Drink
What's the one thing you could not drink if a lifetime's supply of free alcohol depended on it? Whatever you drank when you were 16. For me, it was cider. It was the only thing we had the courage to ask for at the local off-licence, which in itself should have given our age away. Down at the Brown Cow in Bingley we'd down it by the pint (I could manage three) in the company of the odd tame specimen from the boys' school before staggering up the road to Pizza Hut.
All this is on my mind because I am at home with my little brother for the weekend to administer some vital coaching in engineering and maths. My friend Sam theorises that, when it comes to early nurturing of alcoholic tastes, the culprits are the humble ice lolly and penny sweets. And it is true. Every day through the summer holiday I used to walk a quarter of a mile to the corner shop and return with two cider lollies wrapped in newspaper to stop them melting before I got home. One for me, one for mum. And look what happened.
There were some who drank snakebite and black - half lager, half cider with a dash of blackcurrant cordial - a taste no doubt developed from early weaning on Ribena. And at 17 I had a nasty experience with peach schnapps (even now I cannot bear to read the words "peach" and "schnapps" next to each other) that marked the threshold of my conversion to proper drinks. With this in mind, it is no wonder alcopops have proved so popular among the young. So perhaps the burgeoning confectionery industry might also be to blame for the state of my little brother's bedroom.
I am alarmed by what I find. His bedroom resembles a quaintly well-stocked 1970s bar. It is a veritable emporium of the unwanted, the indigestible and the frankly revolting. As befits a 16 year old.

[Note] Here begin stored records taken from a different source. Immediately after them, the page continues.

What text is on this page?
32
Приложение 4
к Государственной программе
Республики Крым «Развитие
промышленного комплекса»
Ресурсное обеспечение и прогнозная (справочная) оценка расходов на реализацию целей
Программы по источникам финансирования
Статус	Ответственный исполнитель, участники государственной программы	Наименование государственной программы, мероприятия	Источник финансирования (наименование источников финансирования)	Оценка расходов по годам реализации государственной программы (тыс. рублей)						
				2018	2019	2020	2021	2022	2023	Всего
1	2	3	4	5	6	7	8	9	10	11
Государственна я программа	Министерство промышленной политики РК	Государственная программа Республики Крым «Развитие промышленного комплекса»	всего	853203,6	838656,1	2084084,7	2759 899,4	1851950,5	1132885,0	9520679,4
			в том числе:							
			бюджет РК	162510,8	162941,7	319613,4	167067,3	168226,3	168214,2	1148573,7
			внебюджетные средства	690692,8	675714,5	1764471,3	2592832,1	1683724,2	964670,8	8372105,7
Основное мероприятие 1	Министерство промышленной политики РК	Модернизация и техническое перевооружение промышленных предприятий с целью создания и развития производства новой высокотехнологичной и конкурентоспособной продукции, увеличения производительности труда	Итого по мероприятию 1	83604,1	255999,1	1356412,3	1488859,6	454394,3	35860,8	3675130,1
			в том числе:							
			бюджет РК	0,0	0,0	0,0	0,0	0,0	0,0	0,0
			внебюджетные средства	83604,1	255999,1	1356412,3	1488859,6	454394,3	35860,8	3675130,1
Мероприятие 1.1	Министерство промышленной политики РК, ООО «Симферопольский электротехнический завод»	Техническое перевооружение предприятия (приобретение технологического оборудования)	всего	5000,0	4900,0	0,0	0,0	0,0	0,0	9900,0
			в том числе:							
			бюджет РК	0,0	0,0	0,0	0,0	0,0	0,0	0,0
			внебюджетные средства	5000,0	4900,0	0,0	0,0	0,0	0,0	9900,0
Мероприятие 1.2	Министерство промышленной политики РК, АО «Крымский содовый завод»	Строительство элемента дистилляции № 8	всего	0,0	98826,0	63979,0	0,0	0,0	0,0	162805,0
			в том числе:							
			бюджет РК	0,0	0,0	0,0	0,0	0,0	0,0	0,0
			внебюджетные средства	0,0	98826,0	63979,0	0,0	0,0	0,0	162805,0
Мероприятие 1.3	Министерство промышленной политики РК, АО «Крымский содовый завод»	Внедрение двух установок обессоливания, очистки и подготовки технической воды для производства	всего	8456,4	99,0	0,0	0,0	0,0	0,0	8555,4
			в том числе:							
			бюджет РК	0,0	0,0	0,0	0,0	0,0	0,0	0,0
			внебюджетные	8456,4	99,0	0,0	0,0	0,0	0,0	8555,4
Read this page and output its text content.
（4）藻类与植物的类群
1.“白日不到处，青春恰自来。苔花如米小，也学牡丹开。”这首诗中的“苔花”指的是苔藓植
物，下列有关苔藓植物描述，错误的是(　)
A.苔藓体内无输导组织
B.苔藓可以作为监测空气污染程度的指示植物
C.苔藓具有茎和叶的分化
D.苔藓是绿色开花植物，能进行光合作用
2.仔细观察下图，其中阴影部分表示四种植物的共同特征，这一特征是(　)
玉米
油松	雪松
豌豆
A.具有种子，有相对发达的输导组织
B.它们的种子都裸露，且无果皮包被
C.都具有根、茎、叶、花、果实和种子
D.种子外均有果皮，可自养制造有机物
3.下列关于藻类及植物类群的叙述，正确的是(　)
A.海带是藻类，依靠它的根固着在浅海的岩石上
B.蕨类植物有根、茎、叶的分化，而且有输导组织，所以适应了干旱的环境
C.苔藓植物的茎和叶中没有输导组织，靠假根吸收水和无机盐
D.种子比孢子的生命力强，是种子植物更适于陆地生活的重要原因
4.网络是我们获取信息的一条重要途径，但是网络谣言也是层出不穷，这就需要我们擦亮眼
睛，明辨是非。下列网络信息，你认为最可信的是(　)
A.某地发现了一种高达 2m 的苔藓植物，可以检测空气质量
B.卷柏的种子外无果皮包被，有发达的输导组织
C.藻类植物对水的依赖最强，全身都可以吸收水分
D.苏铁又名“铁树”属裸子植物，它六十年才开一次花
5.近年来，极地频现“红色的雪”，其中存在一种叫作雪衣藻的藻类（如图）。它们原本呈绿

Space has been cleared between the All Saints posters and the salvaged bits of Colin McRae's rally car to proudly display: two bottles of creme de menthe (one homemade decanted into a dusty old wine bottle), one bottle of Polish vodka (87.6 per cent vol), some sort of green liqueur called Kiwi Wonder, brandy miniatures, anisette de Bordeaux, cherry brandy, rum and something called Mather's black beer concentrated malt liquor.
I turn pale at the sight. "Do you drink these?" I ask in some horror. "Yeah," he brazens defensively. Then starts shuffling. "Well, I used to a bit but I can't be bothered now. But they look good, don't they?" They look horrible, like the fruits of a lifetime's devotion to wacky holiday purchases. There is no way on earth I could be prevailed upon to try any of them.
By the end of a long day of Boyle's law, quadratic equations and angles of friction, I am desperate for a drink. "Go make me a gin and tonic," I instruct. I am so tired I can barely cook dinner. Unfortunately, since he was given a cocktail shaker my brother has been behaving like Tom Cruise in Cocktail meets Amazonian witch doctor. Sometimes it's a blessing, sometimes it's, well, not. When he reappears wielding what appears to be a glass of orange juice, my disappointment knows no bounds. "What's this?" "Try it and see," he threatens, relinquishing it with a flourish. I take a sip. It tastes like one of the worst concoctions from the Park Lane Hilton's Trader Vic's, a wonderfully ridiculous Caribbean-themed cocktail bar. I identify orange juice and rum, definitely, but I can tell that a lot more ingredients lurk. I don't want to ask what they might be.
"Gin and tonic, now," I order firmly, reflecting that it could be worse. This craze has the potential to develop into a really useful service.